= Pokito =

Reusable cup brand

Pokito is the brand name of an ultra portable reusable cup that can be collapsed to a few centimetres when not in use and so can be stored easily in a pocket or purse. It was invented by the Canadian inventor Andrew Brooks.

== History ==
Andrew Brooks got the idea of designing a reusable cup when, in 2006, he saw felled forest destined for a paper mill. Around 2012, he came up with the concept of the cup. He then worked with engineers and designers to fine-tune his concept, and requested a patent on his invention in 2015. The patent was granted in December 2017. After two years of product development, it was launched on Kickstarter and raised more than £100,000.

== Name ==
Pokito is derived from the Spanish for "a little" - poquito - but is spelled with a "ki" for ease of pronunciation. It is also a reference to "pocket" in English, alluding to its ultra portability.

== Description ==
Pokito is an ultra portable reusable cup that can be collapsed to a few centimetres when not in use and so can be stored easily in a pocket or purse. It can also be unfolded into different sizes: "grande" (16oz or 475ml), "medio" (12oz or 350ml) or "espresso" (8oz or 230ml). Once a drink has been consumed in the cup, the remaining dregs of coffee are kept inside without leakage, even when the cup is folded back.

Pokito has been designed to reduce the usage of disposable cups.
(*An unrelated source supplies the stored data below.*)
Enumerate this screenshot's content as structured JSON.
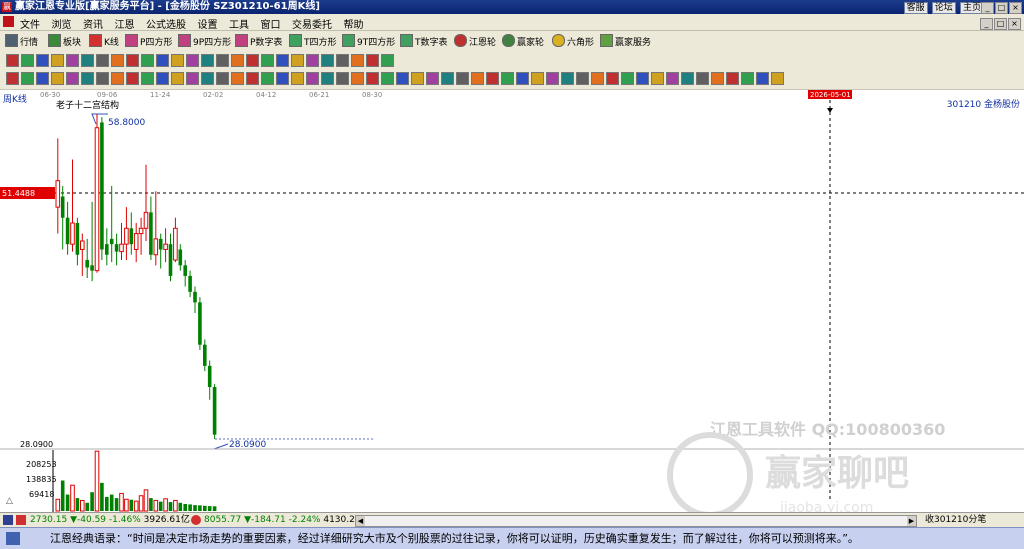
{
  "window": {
    "app_icon_char": "赢",
    "title": "赢家江恩专业版[赢家服务平台] - [金杨股份  SZ301210-61周K线]",
    "links": [
      "客服",
      "论坛",
      "主页"
    ]
  },
  "menu": {
    "items": [
      "文件",
      "浏览",
      "资讯",
      "江恩",
      "公式选股",
      "设置",
      "工具",
      "窗口",
      "交易委托",
      "帮助"
    ]
  },
  "toolbar1": {
    "buttons": [
      "行情",
      "板块",
      "K线",
      "P四方形",
      "9P四方形",
      "P数字表",
      "T四方形",
      "9T四方形",
      "T数字表",
      "江恩轮",
      "赢家轮",
      "六角形",
      "赢家服务"
    ]
  },
  "chart": {
    "period_label": "周K线",
    "stock_label": "301210  金杨股份",
    "indicator_label": "老子十二宫结构",
    "date_labels": [
      "06-30",
      "09-06",
      "11-24",
      "02-02",
      "04-12",
      "06-21",
      "08-30"
    ],
    "cursor_date": "2026-05-01",
    "cursor_price": "51.4488",
    "high_label": "58.8000",
    "low_label": "28.0900",
    "low_axis_label": "28.0900",
    "vol_labels": [
      "208253",
      "138835",
      "69418"
    ],
    "watermark_title": "江恩工具软件  QQ:100800360",
    "watermark_logo": "赢家聊吧",
    "watermark_url": "jiaoba.yj.com",
    "colors": {
      "up": "#e00000",
      "down": "#008000",
      "cursor_box": "#e00000"
    }
  },
  "chart_data": {
    "type": "candlestick",
    "title": "老子十二宫结构",
    "high": 58.8,
    "low": 28.09,
    "cursor_price": 51.4488,
    "candles": [
      {
        "o": 50.0,
        "c": 52.5,
        "h": 56.5,
        "l": 47.5
      },
      {
        "o": 51.0,
        "c": 49.0,
        "h": 52.0,
        "l": 46.0
      },
      {
        "o": 49.0,
        "c": 46.5,
        "h": 50.5,
        "l": 45.5
      },
      {
        "o": 46.5,
        "c": 48.5,
        "h": 54.5,
        "l": 45.8
      },
      {
        "o": 48.5,
        "c": 45.5,
        "h": 49.0,
        "l": 44.5
      },
      {
        "o": 46.0,
        "c": 46.8,
        "h": 47.5,
        "l": 43.5
      },
      {
        "o": 45.0,
        "c": 44.3,
        "h": 47.0,
        "l": 43.3
      },
      {
        "o": 44.5,
        "c": 44.0,
        "h": 50.5,
        "l": 43.0
      },
      {
        "o": 44.0,
        "c": 57.5,
        "h": 58.8,
        "l": 43.8
      },
      {
        "o": 58.0,
        "c": 46.0,
        "h": 58.5,
        "l": 45.0
      },
      {
        "o": 46.5,
        "c": 45.5,
        "h": 48.0,
        "l": 44.5
      },
      {
        "o": 47.0,
        "c": 46.5,
        "h": 52.0,
        "l": 44.8
      },
      {
        "o": 46.5,
        "c": 45.8,
        "h": 47.5,
        "l": 44.5
      },
      {
        "o": 45.8,
        "c": 46.5,
        "h": 48.5,
        "l": 45.0
      },
      {
        "o": 46.5,
        "c": 48.0,
        "h": 50.0,
        "l": 45.0
      },
      {
        "o": 48.0,
        "c": 46.5,
        "h": 49.5,
        "l": 45.5
      },
      {
        "o": 46.0,
        "c": 47.5,
        "h": 48.5,
        "l": 44.8
      },
      {
        "o": 47.5,
        "c": 48.0,
        "h": 49.0,
        "l": 45.5
      },
      {
        "o": 48.0,
        "c": 49.5,
        "h": 54.0,
        "l": 46.8
      },
      {
        "o": 49.5,
        "c": 45.5,
        "h": 51.0,
        "l": 45.0
      },
      {
        "o": 45.5,
        "c": 47.0,
        "h": 51.5,
        "l": 44.5
      },
      {
        "o": 47.0,
        "c": 46.0,
        "h": 47.5,
        "l": 44.2
      },
      {
        "o": 46.0,
        "c": 46.5,
        "h": 48.0,
        "l": 44.8
      },
      {
        "o": 46.5,
        "c": 43.5,
        "h": 47.5,
        "l": 43.0
      },
      {
        "o": 45.0,
        "c": 48.0,
        "h": 49.0,
        "l": 44.8
      },
      {
        "o": 46.0,
        "c": 44.5,
        "h": 46.5,
        "l": 44.0
      },
      {
        "o": 44.5,
        "c": 43.5,
        "h": 45.0,
        "l": 42.5
      },
      {
        "o": 43.5,
        "c": 42.0,
        "h": 44.0,
        "l": 41.5
      },
      {
        "o": 42.0,
        "c": 41.0,
        "h": 42.5,
        "l": 40.0
      },
      {
        "o": 41.0,
        "c": 37.0,
        "h": 41.5,
        "l": 36.5
      },
      {
        "o": 37.0,
        "c": 35.0,
        "h": 37.5,
        "l": 34.5
      },
      {
        "o": 35.0,
        "c": 33.0,
        "h": 35.5,
        "l": 31.8
      },
      {
        "o": 33.0,
        "c": 28.5,
        "h": 33.3,
        "l": 28.09
      }
    ],
    "volume": [
      50000,
      130000,
      70000,
      110000,
      55000,
      45000,
      35000,
      80000,
      255000,
      120000,
      60000,
      70000,
      55000,
      75000,
      50000,
      48000,
      42000,
      65000,
      90000,
      55000,
      45000,
      40000,
      52000,
      38000,
      45000,
      35000,
      30000,
      28000,
      25000,
      24000,
      22000,
      21000,
      20000
    ],
    "volume_max": 260000
  },
  "statusbar": {
    "index1": "2730.15",
    "index1_chg": "-40.59",
    "index1_pct": "-1.46%",
    "index1_amt": "3926.61亿",
    "index2": "8055.77",
    "index2_chg": "-184.71",
    "index2_pct": "-2.24%",
    "index2_amt": "4130.2",
    "right_text": "收301210分笔"
  },
  "footer": {
    "quote": "江恩经典语录：“时间是决定市场走势的重要因素，经过详细研究大市及个别股票的过往记录，你将可以证明，历史确实重复发生；而了解过往，你将可以预测将来。”。"
  }
}
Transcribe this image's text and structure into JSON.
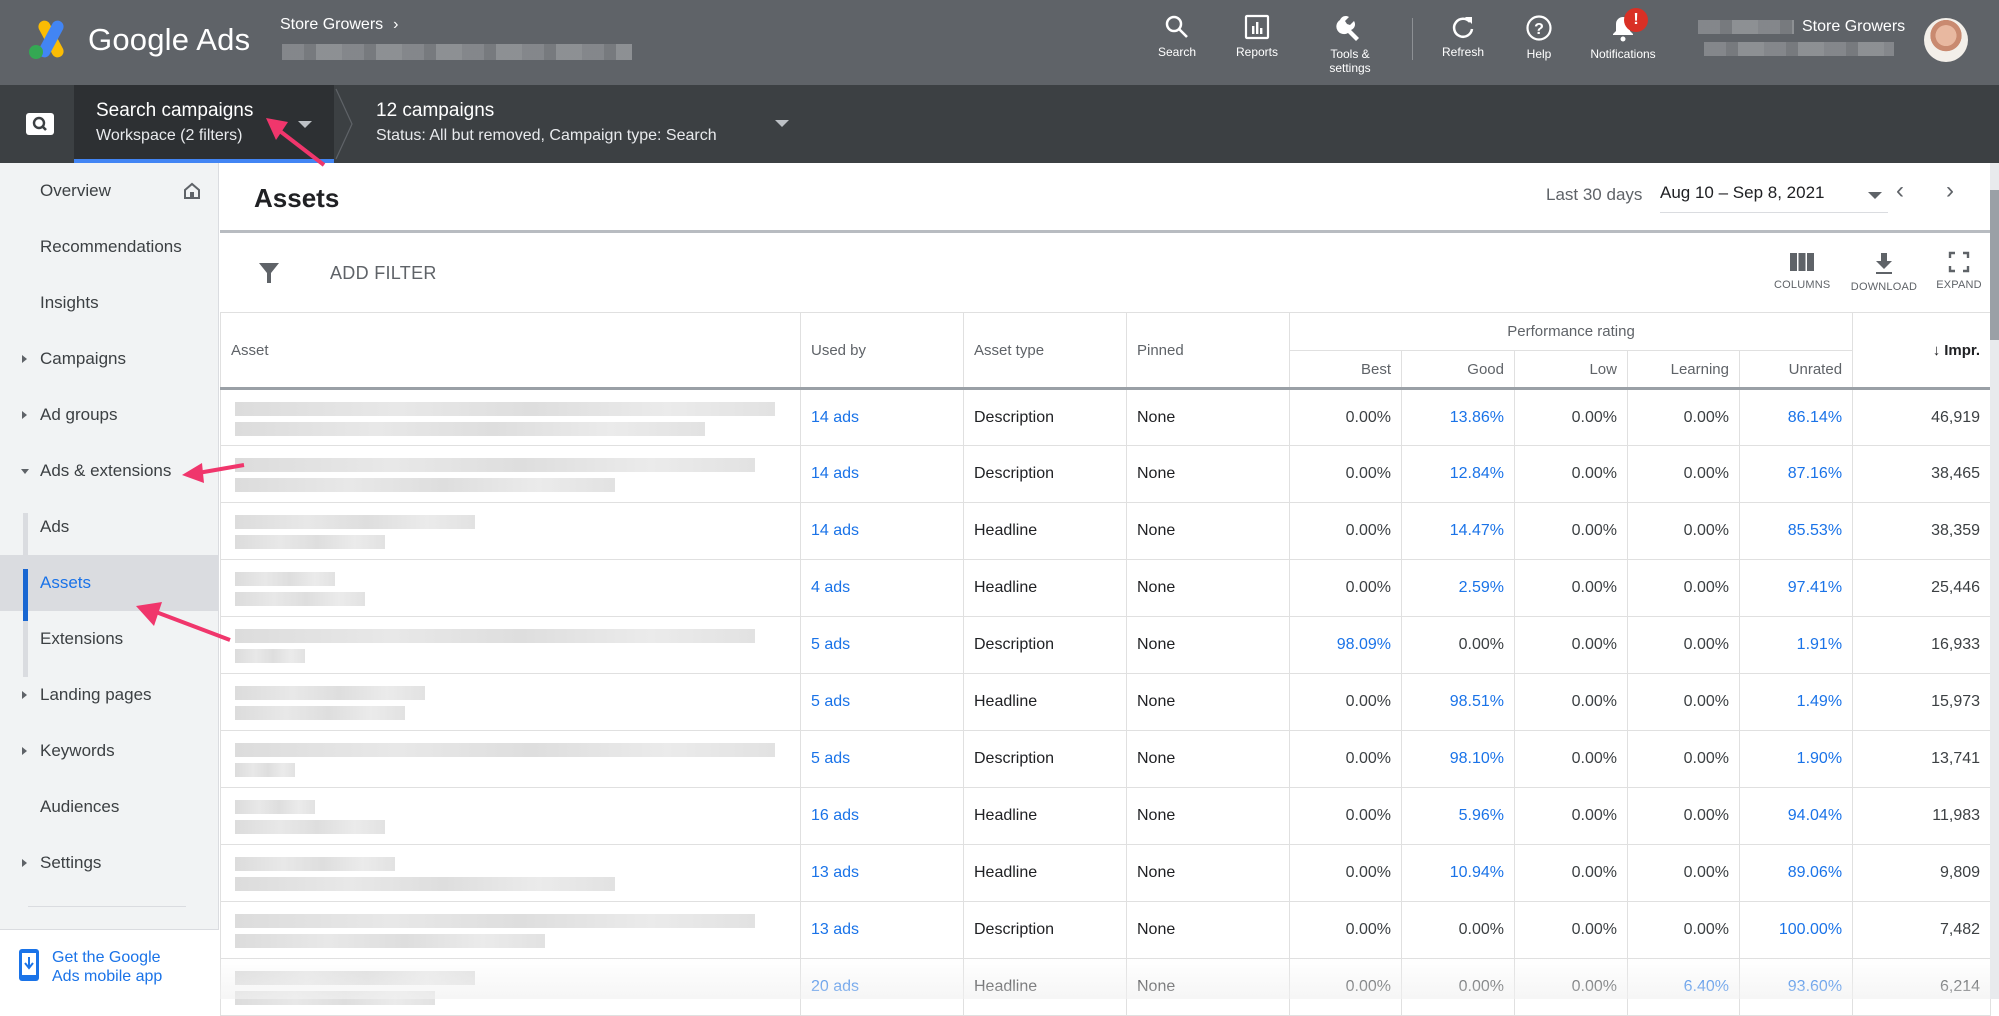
{
  "header": {
    "brand": "Google Ads",
    "account_name": "Store Growers",
    "tools": [
      {
        "label": "Search",
        "icon": "search-icon"
      },
      {
        "label": "Reports",
        "icon": "reports-icon"
      },
      {
        "label": "Tools & settings",
        "icon": "wrench-icon"
      },
      {
        "label": "Refresh",
        "icon": "refresh-icon"
      },
      {
        "label": "Help",
        "icon": "help-icon"
      },
      {
        "label": "Notifications",
        "icon": "bell-icon"
      }
    ],
    "notification_badge": "!",
    "user_label": "Store Growers"
  },
  "subheader": {
    "workspace_title": "Search campaigns",
    "workspace_sub": "Workspace (2 filters)",
    "campaigns_title": "12 campaigns",
    "campaigns_sub": "Status: All but removed, Campaign type: Search"
  },
  "sidebar": {
    "items": [
      {
        "label": "Overview",
        "expandable": false
      },
      {
        "label": "Recommendations",
        "expandable": false
      },
      {
        "label": "Insights",
        "expandable": false
      },
      {
        "label": "Campaigns",
        "expandable": true
      },
      {
        "label": "Ad groups",
        "expandable": true
      },
      {
        "label": "Ads & extensions",
        "expandable": true,
        "expanded": true
      },
      {
        "label": "Ads",
        "sub": true
      },
      {
        "label": "Assets",
        "sub": true,
        "active": true
      },
      {
        "label": "Extensions",
        "sub": true
      },
      {
        "label": "Landing pages",
        "expandable": true
      },
      {
        "label": "Keywords",
        "expandable": true
      },
      {
        "label": "Audiences",
        "expandable": false
      },
      {
        "label": "Settings",
        "expandable": true
      }
    ],
    "mobile_promo": "Get the Google Ads mobile app",
    "mobile_promo_line1": "Get the Google",
    "mobile_promo_line2": "Ads mobile app"
  },
  "main": {
    "title": "Assets",
    "date_range_label": "Last 30 days",
    "date_range_value": "Aug 10 – Sep 8, 2021",
    "add_filter": "ADD FILTER",
    "toolbar": {
      "columns": "COLUMNS",
      "download": "DOWNLOAD",
      "expand": "EXPAND"
    },
    "table": {
      "group_header": "Performance rating",
      "columns": [
        "Asset",
        "Used by",
        "Asset type",
        "Pinned",
        "Best",
        "Good",
        "Low",
        "Learning",
        "Unrated",
        "Impr."
      ],
      "sort_indicator": "↓",
      "rows": [
        {
          "used_by": "14 ads",
          "type": "Description",
          "pinned": "None",
          "best": "0.00%",
          "good": "13.86%",
          "low": "0.00%",
          "learning": "0.00%",
          "unrated": "86.14%",
          "impr": "46,919"
        },
        {
          "used_by": "14 ads",
          "type": "Description",
          "pinned": "None",
          "best": "0.00%",
          "good": "12.84%",
          "low": "0.00%",
          "learning": "0.00%",
          "unrated": "87.16%",
          "impr": "38,465"
        },
        {
          "used_by": "14 ads",
          "type": "Headline",
          "pinned": "None",
          "best": "0.00%",
          "good": "14.47%",
          "low": "0.00%",
          "learning": "0.00%",
          "unrated": "85.53%",
          "impr": "38,359"
        },
        {
          "used_by": "4 ads",
          "type": "Headline",
          "pinned": "None",
          "best": "0.00%",
          "good": "2.59%",
          "low": "0.00%",
          "learning": "0.00%",
          "unrated": "97.41%",
          "impr": "25,446"
        },
        {
          "used_by": "5 ads",
          "type": "Description",
          "pinned": "None",
          "best": "98.09%",
          "good": "0.00%",
          "low": "0.00%",
          "learning": "0.00%",
          "unrated": "1.91%",
          "impr": "16,933"
        },
        {
          "used_by": "5 ads",
          "type": "Headline",
          "pinned": "None",
          "best": "0.00%",
          "good": "98.51%",
          "low": "0.00%",
          "learning": "0.00%",
          "unrated": "1.49%",
          "impr": "15,973"
        },
        {
          "used_by": "5 ads",
          "type": "Description",
          "pinned": "None",
          "best": "0.00%",
          "good": "98.10%",
          "low": "0.00%",
          "learning": "0.00%",
          "unrated": "1.90%",
          "impr": "13,741"
        },
        {
          "used_by": "16 ads",
          "type": "Headline",
          "pinned": "None",
          "best": "0.00%",
          "good": "5.96%",
          "low": "0.00%",
          "learning": "0.00%",
          "unrated": "94.04%",
          "impr": "11,983"
        },
        {
          "used_by": "13 ads",
          "type": "Headline",
          "pinned": "None",
          "best": "0.00%",
          "good": "10.94%",
          "low": "0.00%",
          "learning": "0.00%",
          "unrated": "89.06%",
          "impr": "9,809"
        },
        {
          "used_by": "13 ads",
          "type": "Description",
          "pinned": "None",
          "best": "0.00%",
          "good": "0.00%",
          "low": "0.00%",
          "learning": "0.00%",
          "unrated": "100.00%",
          "impr": "7,482"
        },
        {
          "used_by": "20 ads",
          "type": "Headline",
          "pinned": "None",
          "best": "0.00%",
          "good": "0.00%",
          "low": "0.00%",
          "learning": "6.40%",
          "unrated": "93.60%",
          "impr": "6,214"
        }
      ]
    }
  },
  "colors": {
    "topbar": "#5f6368",
    "subbar": "#3c4043",
    "accent": "#1a73e8",
    "annotation": "#f0366c",
    "badge": "#d93025"
  }
}
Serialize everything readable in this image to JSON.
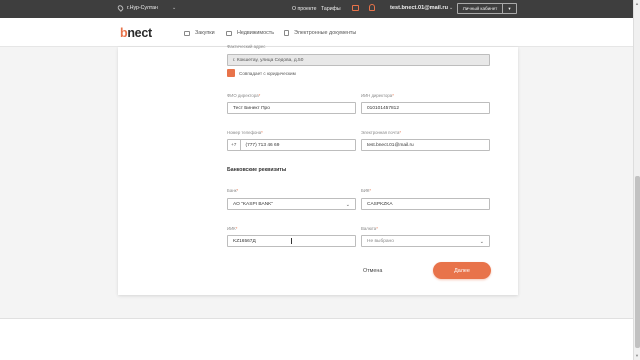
{
  "topbar": {
    "city": "г.Нур-Султан",
    "about": "О проекте",
    "tariffs": "Тарифы",
    "email": "test.bnect.01@mail.ru",
    "cabinet": "Личный кабинет"
  },
  "header": {
    "logo_b": "b",
    "logo_rest": "nect",
    "nav": [
      "Закупки",
      "Недвижимость",
      "Электронные документы"
    ]
  },
  "form": {
    "address_label": "Фактический адрес",
    "address_value": "г. Кокшетау, улица Седова, д.50",
    "same_checkbox_label": "Совпадает с юридическим",
    "director_label": "ФИО директора",
    "director_value": "Тест Бинект Про",
    "iin_label": "ИИН директора",
    "iin_value": "010101457812",
    "phone_label": "Номер телефона",
    "phone_prefix": "+7",
    "phone_value": "(777) 713 46 69",
    "email_label": "Электронная почта",
    "email_value": "test.bnect.01@mail.ru",
    "bank_section": "Банковские реквизиты",
    "bank_label": "Банк",
    "bank_value": "АО \"KASPI BANK\"",
    "bik_label": "БИК",
    "bik_value": "CASPKZKA",
    "iik_label": "ИИК",
    "iik_value": "KZ16567Д",
    "currency_label": "Валюта",
    "currency_value": "Не выбрано",
    "cancel": "Отмена",
    "next": "Далее",
    "required_mark": "*"
  },
  "colors": {
    "accent": "#e8734a",
    "topbar": "#3e3e3e"
  }
}
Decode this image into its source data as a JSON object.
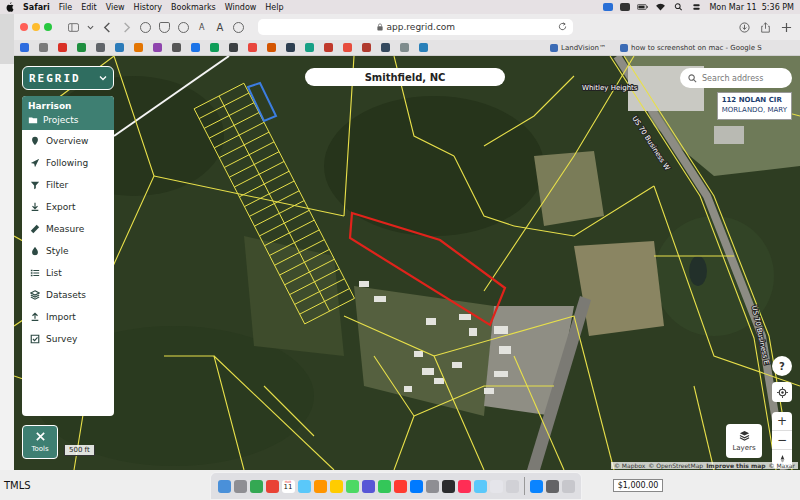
{
  "menubar": {
    "app": "Safari",
    "menus": [
      "File",
      "Edit",
      "View",
      "History",
      "Bookmarks",
      "Window",
      "Help"
    ],
    "clock": "Mon Mar 11  5:36 PM"
  },
  "browser": {
    "font_buttons": [
      "A",
      "A"
    ],
    "address": "app.regrid.com",
    "bookmarks": [
      "LandVision™",
      "how to screenshot on mac - Google S"
    ]
  },
  "sidebar": {
    "logo": "REGRID",
    "account": "Harrison",
    "section": "Projects",
    "items": [
      {
        "label": "Overview"
      },
      {
        "label": "Following"
      },
      {
        "label": "Filter"
      },
      {
        "label": "Export"
      },
      {
        "label": "Measure"
      },
      {
        "label": "Style"
      },
      {
        "label": "List"
      },
      {
        "label": "Datasets"
      },
      {
        "label": "Import"
      },
      {
        "label": "Survey"
      }
    ],
    "tools": "Tools"
  },
  "map": {
    "place": "Smithfield, NC",
    "search_placeholder": "Search address",
    "parcel_card": {
      "address": "112 NOLAN CIR",
      "owner": "MORLANDO, MARY"
    },
    "labels": [
      "Whitley Heights",
      "US 70 Business W",
      "US 70 Business E"
    ],
    "scale": "500 ft",
    "help": "?",
    "zoom_in": "+",
    "zoom_out": "−",
    "layers": "Layers",
    "attribution": [
      "© Mapbox",
      "© OpenStreetMap",
      "Improve this map",
      "© Maxar"
    ]
  },
  "desktop": {
    "left_label": "TMLS",
    "amount": "$1,000.00"
  },
  "dock": {
    "calendar_month": "MAR",
    "calendar_day": "11"
  }
}
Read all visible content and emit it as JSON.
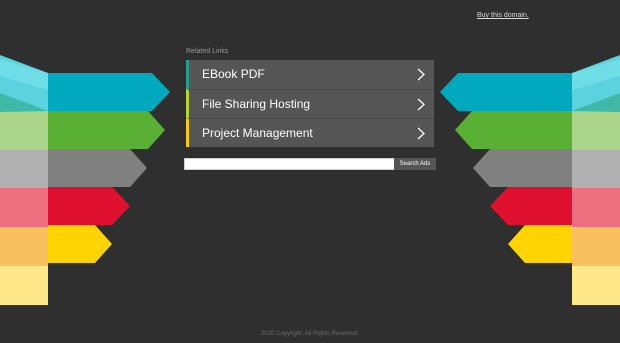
{
  "header": {
    "buy_link": "Buy this domain."
  },
  "related": {
    "title": "Related Links",
    "items": [
      {
        "label": "EBook PDF",
        "accent": "#2a9d8f"
      },
      {
        "label": "File Sharing Hosting",
        "accent": "#b5d335"
      },
      {
        "label": "Project Management",
        "accent": "#f5cb1f"
      }
    ]
  },
  "search": {
    "value": "",
    "button_label": "Search Ads"
  },
  "footer": {
    "copyright": "2020 Copyright. All Rights Reserved."
  },
  "colors": {
    "background": "#2f2f2f",
    "panel": "#555555",
    "arrows": [
      "#00a9bd",
      "#5ab035",
      "#808080",
      "#e01030",
      "#ffd400"
    ]
  },
  "icons": {
    "chevron": "chevron-right-icon"
  }
}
It also saves energy if the cup is used more than 15 times. It is made of a synthetic rubber called thermoplastic elastomer which has been independently tested and compliant to EU and FDA regulations. Pokito is manufactured entirely in the UK from materials that have been designed especially for durability and safety. Omega Plastics manufactures the cups which are sold £15 per unit.